How much of a mess does OpenVZ make? ;) Was: What can OpenVZ do?

Serge E. Hallyn serue at us.ibm.com
Fri Mar 13 09:35:31 PDT 2009


Quoting Cedric Le Goater (legoater at free.fr):
> 
> > No, what you're suggesting does not suffice.
> 
> probably. I'm still trying to understand what you mean below :)
> 
> Man, I hate these hierarchicals pid_ns. one level would have been enough, 
> just one vpid attribute in 'struct pid*'

Well I don't mind - temporarily - saying that nested pid namespaces
are not checkpointable.  It's just that if we're going to need a new
syscall anyway, then why not go ahead and address the whole problem?
It's not hugely more complicated, and seems worth it.

> > Call
> > (5591,3,1) the task knows as 5591 in the init_pid_ns, 3 in a child pid
> > ns, and 1 in grandchild pid_ns created from there.  Now assume we are
> > checkpointing tasks T1=(5592,1), and T2=(5594,3,1).
> > 
> > We don't care about the first number in the tuples, so they will be
> > random numbers after the recreate. 
> 
> yes.
> 
> > But we do care about the second numbers.  
> 
> yes very much and we need a way set these numbers in alloc_pid()
> 
> > But specifying CLONE_NEWPID while recreating the process tree
> > in userspace does not allow you to specify the 3 in (5594,3,1).
> 
> I haven't looked closely at hierarchical pid namespaces but as we're
> using a an array of pid indexed but the pidns level, i don't see why 
> it shouldn't be possible. you might be right.
> 
> anyway, I think that some CLONE_NEW* should be forbidden.
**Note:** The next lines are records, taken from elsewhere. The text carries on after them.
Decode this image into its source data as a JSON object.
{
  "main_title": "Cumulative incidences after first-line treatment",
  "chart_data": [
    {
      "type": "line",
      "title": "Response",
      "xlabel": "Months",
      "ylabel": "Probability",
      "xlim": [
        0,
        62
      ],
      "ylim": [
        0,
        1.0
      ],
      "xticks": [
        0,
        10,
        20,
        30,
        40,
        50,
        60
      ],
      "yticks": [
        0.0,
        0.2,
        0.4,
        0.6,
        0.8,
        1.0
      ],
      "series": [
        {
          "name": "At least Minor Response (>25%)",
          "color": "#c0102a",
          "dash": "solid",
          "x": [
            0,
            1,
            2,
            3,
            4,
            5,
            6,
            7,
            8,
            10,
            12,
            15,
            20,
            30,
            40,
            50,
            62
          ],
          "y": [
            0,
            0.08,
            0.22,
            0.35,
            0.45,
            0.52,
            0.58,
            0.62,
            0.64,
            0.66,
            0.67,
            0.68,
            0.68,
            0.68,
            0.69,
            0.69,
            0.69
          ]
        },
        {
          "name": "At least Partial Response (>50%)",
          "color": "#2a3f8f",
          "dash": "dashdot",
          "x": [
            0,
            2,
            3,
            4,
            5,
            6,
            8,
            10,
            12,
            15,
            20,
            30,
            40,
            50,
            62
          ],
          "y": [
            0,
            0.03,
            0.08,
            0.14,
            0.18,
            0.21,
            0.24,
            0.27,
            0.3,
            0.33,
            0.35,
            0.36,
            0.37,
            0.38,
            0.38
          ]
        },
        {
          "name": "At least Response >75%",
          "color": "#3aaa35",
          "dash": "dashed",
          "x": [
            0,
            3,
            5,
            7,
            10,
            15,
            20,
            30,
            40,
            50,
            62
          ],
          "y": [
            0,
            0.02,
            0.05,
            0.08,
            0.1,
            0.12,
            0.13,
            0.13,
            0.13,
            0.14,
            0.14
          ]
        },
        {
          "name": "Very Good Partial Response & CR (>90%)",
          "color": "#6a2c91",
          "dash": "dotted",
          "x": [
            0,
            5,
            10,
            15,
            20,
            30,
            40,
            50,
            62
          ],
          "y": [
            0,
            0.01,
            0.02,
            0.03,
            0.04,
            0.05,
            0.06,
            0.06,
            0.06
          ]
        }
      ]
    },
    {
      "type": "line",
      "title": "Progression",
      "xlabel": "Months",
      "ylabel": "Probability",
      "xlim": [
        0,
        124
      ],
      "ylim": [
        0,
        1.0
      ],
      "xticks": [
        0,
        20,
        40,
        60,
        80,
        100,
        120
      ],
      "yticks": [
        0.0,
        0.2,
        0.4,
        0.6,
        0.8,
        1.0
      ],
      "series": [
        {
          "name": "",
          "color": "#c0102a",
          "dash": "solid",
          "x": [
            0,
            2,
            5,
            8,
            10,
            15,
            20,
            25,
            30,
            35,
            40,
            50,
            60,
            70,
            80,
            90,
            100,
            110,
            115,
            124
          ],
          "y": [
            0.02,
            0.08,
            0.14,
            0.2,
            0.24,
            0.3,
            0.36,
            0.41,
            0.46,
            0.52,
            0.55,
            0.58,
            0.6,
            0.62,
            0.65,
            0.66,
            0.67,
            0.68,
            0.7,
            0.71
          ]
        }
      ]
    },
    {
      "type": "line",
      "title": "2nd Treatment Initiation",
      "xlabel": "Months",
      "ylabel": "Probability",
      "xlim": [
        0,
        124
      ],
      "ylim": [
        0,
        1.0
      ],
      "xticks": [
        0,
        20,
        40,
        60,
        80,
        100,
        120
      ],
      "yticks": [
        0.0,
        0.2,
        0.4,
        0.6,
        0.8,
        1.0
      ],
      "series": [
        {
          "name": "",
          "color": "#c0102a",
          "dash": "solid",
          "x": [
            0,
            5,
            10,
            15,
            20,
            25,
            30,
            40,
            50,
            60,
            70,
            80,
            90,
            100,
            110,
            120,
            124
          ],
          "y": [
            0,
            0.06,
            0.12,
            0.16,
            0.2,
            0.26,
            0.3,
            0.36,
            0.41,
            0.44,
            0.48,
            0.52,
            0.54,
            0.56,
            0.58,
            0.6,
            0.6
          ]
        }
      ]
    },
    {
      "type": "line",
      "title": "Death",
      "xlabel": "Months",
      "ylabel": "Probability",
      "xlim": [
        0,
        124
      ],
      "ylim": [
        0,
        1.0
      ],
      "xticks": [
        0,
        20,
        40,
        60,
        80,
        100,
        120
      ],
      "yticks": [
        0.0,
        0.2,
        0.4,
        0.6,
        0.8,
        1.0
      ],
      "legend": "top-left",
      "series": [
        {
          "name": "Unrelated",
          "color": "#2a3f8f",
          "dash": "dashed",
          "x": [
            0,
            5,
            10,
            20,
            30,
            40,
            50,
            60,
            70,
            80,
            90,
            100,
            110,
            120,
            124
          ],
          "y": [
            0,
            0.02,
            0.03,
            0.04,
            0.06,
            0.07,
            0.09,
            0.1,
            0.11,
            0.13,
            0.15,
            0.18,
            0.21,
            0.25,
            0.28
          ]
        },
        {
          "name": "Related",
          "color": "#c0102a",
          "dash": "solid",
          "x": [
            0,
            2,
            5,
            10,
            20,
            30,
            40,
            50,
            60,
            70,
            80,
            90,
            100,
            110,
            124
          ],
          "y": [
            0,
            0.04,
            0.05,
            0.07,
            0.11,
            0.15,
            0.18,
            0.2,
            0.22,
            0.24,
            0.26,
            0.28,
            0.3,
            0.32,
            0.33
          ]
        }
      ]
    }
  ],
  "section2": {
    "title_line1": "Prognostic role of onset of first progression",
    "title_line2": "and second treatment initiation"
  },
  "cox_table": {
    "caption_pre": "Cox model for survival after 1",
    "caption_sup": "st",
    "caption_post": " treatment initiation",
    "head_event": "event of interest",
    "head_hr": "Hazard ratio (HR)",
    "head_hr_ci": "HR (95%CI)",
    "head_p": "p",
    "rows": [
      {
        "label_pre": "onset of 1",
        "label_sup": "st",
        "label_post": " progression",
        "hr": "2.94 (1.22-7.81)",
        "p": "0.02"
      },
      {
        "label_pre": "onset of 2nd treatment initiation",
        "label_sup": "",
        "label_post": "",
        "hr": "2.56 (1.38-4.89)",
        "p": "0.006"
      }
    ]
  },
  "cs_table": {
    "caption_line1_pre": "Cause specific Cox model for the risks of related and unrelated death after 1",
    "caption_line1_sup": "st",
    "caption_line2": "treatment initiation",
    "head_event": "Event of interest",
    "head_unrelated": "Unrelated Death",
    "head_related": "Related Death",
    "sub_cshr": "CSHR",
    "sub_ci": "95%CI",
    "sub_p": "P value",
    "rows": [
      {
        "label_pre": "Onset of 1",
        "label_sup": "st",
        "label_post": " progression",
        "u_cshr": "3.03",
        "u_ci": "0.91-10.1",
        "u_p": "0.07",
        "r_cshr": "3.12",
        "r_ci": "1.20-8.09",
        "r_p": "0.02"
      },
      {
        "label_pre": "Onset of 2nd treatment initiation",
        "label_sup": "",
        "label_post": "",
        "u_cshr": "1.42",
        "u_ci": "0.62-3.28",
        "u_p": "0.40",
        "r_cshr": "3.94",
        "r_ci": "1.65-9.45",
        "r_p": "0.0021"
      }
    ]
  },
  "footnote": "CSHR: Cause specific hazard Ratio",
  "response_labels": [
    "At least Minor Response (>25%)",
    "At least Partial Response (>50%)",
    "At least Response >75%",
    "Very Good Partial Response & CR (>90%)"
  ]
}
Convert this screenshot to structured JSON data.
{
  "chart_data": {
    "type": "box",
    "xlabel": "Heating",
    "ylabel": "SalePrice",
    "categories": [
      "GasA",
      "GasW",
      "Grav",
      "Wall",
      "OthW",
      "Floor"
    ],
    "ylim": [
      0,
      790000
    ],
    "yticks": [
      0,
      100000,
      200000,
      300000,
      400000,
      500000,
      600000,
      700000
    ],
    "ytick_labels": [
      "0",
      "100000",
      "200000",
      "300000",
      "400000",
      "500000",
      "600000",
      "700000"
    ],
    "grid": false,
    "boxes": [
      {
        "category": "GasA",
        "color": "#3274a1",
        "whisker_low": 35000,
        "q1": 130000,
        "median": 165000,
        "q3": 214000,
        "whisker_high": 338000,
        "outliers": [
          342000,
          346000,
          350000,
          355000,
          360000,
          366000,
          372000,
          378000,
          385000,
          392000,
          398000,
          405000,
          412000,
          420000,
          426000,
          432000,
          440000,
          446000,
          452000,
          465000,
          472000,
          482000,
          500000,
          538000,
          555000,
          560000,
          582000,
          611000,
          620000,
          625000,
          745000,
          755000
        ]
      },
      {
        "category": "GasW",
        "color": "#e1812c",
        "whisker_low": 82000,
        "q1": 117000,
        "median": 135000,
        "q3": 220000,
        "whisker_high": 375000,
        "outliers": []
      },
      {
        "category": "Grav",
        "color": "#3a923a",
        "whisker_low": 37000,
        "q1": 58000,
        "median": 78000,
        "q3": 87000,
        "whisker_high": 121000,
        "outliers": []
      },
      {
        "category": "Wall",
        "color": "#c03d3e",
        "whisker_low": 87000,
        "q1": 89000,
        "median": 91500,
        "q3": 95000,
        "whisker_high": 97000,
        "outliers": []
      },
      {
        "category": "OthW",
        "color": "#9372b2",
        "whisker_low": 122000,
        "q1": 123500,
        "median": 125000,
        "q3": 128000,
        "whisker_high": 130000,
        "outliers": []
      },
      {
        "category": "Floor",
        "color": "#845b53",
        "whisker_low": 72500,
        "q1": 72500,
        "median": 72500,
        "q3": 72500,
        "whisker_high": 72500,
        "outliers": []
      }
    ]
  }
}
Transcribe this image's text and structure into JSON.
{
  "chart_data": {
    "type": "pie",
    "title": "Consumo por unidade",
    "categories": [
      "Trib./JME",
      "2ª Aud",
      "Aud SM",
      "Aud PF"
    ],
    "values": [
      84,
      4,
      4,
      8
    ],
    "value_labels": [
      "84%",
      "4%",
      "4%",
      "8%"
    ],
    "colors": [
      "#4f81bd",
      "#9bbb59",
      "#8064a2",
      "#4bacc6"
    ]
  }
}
Daniel should
> send soon a little patch for the ns_cgroup restricting the clone flags
> being used in a container.

Uh, that feels a bit over the top.  We want to make this
uncheckpointable (if it remains so), not prevent the whole action.
After all I may be running a container which I don't plan on ever
checkpointing, and inside that container running a job which i do
want to migrate.

So depending on if we're doing the Dave or the rest-of-the-world
way :), we either clear_bit(pidns->may_checkpoint) on the parent
pid_ns when a child is created, or we walk every task being
checkpointed and make sure they each are in the same pid_ns.  Doesn't
that suffice?

-serge


More information about the Containers mailing list